Novo relatório anual detalha taxas de criminalidade, mortes violentas e segurança urbana no território nacional brasileiro.
(Imagem: Tânia Rêgo/Agência Brasil)
O Brasil alcançou em 2025 o menor patamar de mortes violentas intencionais desde que a série histórica começou a ser monitorada, em 2012, rompendo pela primeira vez a barreira de 20 óbitos por 100 mil habitantes. No entanto, por trás desse avanço estatístico nacional, esconde-se uma realidade cruel para as mulheres: os feminicídios continuam subindo e já representam a maior fatia de assassinatos de vítimas femininas desde que a lei foi criada.
Os dados inéditos são da 20ª edição do Anuário Brasileiro de Segurança Pública, que apontou uma queda de 8,2% no total de Mortes Violentas Intencionais (MVI). Em números absolutos, o país registrou 40.775 mortes no ano passado, contra 44.127 computadas em 2024. A redução foi puxada por recuos expressivos nos crimes patrimoniais violentos, como o latrocínio, que despencou 17%, e os homicídios dolosos, que recuaram 10%.
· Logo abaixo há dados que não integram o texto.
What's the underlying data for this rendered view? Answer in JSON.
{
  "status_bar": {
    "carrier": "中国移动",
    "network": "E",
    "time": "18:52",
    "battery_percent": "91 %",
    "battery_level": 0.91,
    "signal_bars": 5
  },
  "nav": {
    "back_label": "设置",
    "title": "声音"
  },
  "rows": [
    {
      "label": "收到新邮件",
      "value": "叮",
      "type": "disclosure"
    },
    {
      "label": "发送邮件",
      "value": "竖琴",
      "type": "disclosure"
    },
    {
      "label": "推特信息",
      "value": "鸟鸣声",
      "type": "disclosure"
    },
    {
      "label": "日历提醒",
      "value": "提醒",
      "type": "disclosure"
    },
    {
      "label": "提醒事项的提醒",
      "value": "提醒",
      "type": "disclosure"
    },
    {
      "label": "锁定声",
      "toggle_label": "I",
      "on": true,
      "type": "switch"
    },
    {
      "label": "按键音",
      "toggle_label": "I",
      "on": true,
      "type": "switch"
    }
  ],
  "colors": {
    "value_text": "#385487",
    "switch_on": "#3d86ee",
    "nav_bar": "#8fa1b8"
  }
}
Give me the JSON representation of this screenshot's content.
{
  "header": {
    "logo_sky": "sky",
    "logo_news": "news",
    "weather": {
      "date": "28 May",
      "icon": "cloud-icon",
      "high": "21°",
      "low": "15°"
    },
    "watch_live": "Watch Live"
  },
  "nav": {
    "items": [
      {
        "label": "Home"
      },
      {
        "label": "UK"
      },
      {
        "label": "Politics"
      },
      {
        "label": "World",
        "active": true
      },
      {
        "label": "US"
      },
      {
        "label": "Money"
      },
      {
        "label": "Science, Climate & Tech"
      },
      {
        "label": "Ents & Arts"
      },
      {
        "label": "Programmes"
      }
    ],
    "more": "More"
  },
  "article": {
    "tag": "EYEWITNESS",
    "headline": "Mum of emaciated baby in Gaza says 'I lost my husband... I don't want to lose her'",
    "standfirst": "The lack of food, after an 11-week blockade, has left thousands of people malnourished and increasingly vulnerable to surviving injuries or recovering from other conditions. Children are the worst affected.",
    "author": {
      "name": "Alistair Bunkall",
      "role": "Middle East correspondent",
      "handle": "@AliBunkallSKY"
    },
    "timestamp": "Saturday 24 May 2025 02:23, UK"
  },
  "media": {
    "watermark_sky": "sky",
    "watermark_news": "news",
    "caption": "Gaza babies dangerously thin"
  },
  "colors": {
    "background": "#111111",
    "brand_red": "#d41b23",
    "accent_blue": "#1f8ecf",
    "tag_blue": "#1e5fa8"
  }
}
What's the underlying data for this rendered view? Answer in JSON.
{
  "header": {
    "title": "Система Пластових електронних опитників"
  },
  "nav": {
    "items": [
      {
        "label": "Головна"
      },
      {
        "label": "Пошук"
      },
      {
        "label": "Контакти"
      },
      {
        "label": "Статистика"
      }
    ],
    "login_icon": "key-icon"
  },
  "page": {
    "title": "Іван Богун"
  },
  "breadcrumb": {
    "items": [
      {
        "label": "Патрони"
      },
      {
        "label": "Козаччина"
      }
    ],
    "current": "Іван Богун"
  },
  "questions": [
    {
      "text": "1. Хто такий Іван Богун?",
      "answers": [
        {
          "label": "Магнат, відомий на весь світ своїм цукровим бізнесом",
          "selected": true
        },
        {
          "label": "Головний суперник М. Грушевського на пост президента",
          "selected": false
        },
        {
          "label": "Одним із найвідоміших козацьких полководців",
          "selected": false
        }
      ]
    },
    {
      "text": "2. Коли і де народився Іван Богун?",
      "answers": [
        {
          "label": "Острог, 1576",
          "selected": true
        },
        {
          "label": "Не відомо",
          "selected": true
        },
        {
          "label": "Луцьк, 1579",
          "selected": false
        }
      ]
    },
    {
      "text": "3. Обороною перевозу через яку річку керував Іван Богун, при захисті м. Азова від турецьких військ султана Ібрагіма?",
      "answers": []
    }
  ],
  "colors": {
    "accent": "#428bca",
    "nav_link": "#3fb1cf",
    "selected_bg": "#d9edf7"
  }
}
Na prática, isso significa milhares de vidas salvas e uma sensação de recuo na criminalidade urbana tradicional. Mas o impacto positivo não é uniforme em todo o território nacional, e a persistência de certas formas de violência urbana e doméstica desafia as políticas públicas tradicionais.
O que muda na prática com o novo cenário nacional
Pela primeira vez, a taxa média nacional de mortes violentas ficou em 19,1 casos por 100 mil habitantes. Para se ter uma dimensão do recuo, em 2012 esse índice era de alarmantes 27,7. Estados como Amazonas e Rio Grande do Sul lideraram as quedas de violência, com retrações de 32,5% e 25,7%, respectivamente, consolidando uma tendência de melhora.
Apesar do progresso geral, sete unidades da federação seguiram na contramão do país e registraram alta na letalidade. O Rio Grande do Norte liderou esse grupo com um aumento expressivo de 19,6% nas mortes violentas, seguido por Rondônia (7,5%) e Acre (6,3%). O Rio de Janeiro também registrou um leve incremento de 2,1%, evidenciando que as dinâmicas locais de segurança pública ainda enfrentam gargalos severos de controle territorial.
Por que a violência de gênero continua em escalada
Enquanto os roubos seguidos de morte e os homicídios comuns dão sinais de retração, a violência doméstica letal segue um caminho inverso e alarmante. Em 2025, 44,4% das mulheres assassinadas no país foram mortas unicamente por razões de gênero. Este é o maior percentual registrado desde que o feminicídio foi tipificado como crime hediondo no Código Penal, em 2015.
Ao todo, foram 1.571 vítimas de feminicídio consumado em 2025, o equivalente a mais de quatro mulheres mortas por dia no Brasil. As tentativas de assassinato contra mulheres também dispararam 5,9%, resultando em 4,189 sobreviventes. Estatisticamente, isso revela um dado alarmante: para cada feminicídio consumado no país, houve quase três tentativas que não se concretizaram.
Regionalmente, o Centro-Oeste e o Norte despontam como as áreas mais perigosas para as mulheres, registrando taxas combinadas de crimes consumados e tentados de 9,8 e 8 vítimas por 100 mil mulheres. O Sudeste registrou a menor taxa combinada (4,2), seguido pelo Nordeste (4,8) e pelo Sul (5,2).
O que pode acontecer a partir disso
Outro ponto de forte tensão no relatório é o aumento de 5,4% nas mortes decorrentes de intervenções policiais. O dado contrasta diretamente com a queda geral das mortes violentas e reacende o debate sobre o uso da força nas ações de segurança do Estado, exigindo que governos repensem os limites da atuação operacional.
A consolidação de uma queda histórica nas mortes violentas prova que o Brasil tem caminhos viáveis para pacificar suas cidades. Contudo, a segurança pública não pode ser celebrada por completo enquanto os lares brasileiros continuarem sendo o local mais perigoso para as mulheres. O desafio dos governos agora reside em direcionar os recursos de inteligência e prevenção não apenas para o combate às facções, mas para a desestruturação do ciclo de violência doméstica que ceifa vidas diariamente.